La strage di Caltavuturo
(dal mio libro “Il miraggio della terra nella Sicilia post-risorgimentale, 1861-1894)
Era mezzogiorno quando esplosero le prime fucilate, che i dimostranti scambiarono per i botti di San Sebastiano. A sparare per primo fu la guardia municipale Peppe Fuante. Seguì una scarica micidiale in cui si produssero «soldati, carabinieri e guardie campestri: in tutto una ventina di uomini di fronte ad oltre mille contadini armati di zappe. Non intimidazioni, non squilli di tromba, nulla che possa dar parvenza di legalità alla forza pubblica […] chiamata a far le vendette degli usurpatori». Alla fine si contarono 8 contadini morti e 26 feriti, 5 dei quali rimasero in vita solo per pochi giorni. Gli assassini ne uscirono illesi, senza nemmeno un graffio o una lieve scalfittura; «ed erano 20 gli aggressori contro 1000 aggrediti! Ciò sia a prova delle intenzioni dei poveri contadini…». Il 30 gennaio il caso di Caltavuturo approdava alla Camera dei deputati per iniziativa di Napoleone Colajanni. Il quale, in preda ad «un doloroso presagio», interpellando il ministro dell’Interno, esclamò: «Io non so se la Sicilia potrà ripresentare il fenomeno della guerra servile; so però che l’odio dei contadini contro i cosiddetti galantuomini è vivissimo; dovunque esiste il latifondo quest’odio è profondo.
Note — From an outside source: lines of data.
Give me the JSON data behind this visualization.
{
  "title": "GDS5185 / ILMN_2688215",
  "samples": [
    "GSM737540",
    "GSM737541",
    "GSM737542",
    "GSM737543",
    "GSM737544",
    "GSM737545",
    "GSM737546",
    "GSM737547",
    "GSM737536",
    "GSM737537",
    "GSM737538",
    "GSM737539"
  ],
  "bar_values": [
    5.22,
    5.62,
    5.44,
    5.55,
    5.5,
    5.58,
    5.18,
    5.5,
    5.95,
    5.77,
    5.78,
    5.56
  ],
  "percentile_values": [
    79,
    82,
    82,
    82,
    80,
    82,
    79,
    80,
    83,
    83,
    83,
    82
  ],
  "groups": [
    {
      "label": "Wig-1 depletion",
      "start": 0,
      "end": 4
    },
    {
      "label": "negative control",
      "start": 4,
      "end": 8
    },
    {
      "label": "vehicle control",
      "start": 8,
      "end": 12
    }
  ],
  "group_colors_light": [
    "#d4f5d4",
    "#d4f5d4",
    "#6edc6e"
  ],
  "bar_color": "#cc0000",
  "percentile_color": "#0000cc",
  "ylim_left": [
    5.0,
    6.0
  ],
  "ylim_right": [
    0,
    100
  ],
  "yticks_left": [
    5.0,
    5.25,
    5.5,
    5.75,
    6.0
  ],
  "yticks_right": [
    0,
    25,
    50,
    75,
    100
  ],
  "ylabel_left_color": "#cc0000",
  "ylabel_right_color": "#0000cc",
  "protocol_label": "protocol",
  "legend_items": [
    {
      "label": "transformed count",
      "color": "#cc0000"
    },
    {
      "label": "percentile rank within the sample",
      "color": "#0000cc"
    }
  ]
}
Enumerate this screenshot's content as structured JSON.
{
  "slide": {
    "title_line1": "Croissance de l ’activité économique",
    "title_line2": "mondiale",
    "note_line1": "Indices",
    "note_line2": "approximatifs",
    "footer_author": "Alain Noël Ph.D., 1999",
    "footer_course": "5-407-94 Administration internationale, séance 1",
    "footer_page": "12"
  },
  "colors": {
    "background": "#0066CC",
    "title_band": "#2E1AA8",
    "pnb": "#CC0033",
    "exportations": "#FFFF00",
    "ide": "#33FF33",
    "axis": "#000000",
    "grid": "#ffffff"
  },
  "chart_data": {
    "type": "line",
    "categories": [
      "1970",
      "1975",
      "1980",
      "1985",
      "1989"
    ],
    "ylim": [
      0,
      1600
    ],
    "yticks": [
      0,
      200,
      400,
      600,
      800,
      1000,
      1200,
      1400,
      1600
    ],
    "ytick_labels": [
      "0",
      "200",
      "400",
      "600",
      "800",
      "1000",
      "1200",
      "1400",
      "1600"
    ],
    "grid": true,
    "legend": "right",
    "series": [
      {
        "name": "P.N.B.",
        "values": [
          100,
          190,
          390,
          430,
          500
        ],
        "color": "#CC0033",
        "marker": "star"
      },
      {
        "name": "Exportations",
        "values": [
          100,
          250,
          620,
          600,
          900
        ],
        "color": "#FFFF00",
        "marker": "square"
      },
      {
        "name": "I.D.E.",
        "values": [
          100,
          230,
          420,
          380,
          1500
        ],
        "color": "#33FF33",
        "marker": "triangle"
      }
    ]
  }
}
In Sicilia il pericolo delle ribellioni agrarie è permanente e, se non provvederemo, dovremo assistere a qualche risveglio veramente doloroso!».
Nel frattempo la rete organizzativa dei Fasci, faticosamente costruita da De Felice Giuffrida e Bosco, cominciava a qualificarsi ed estendersi non solo nelle città, ma anche nelle campagne e nelle zone minerarie.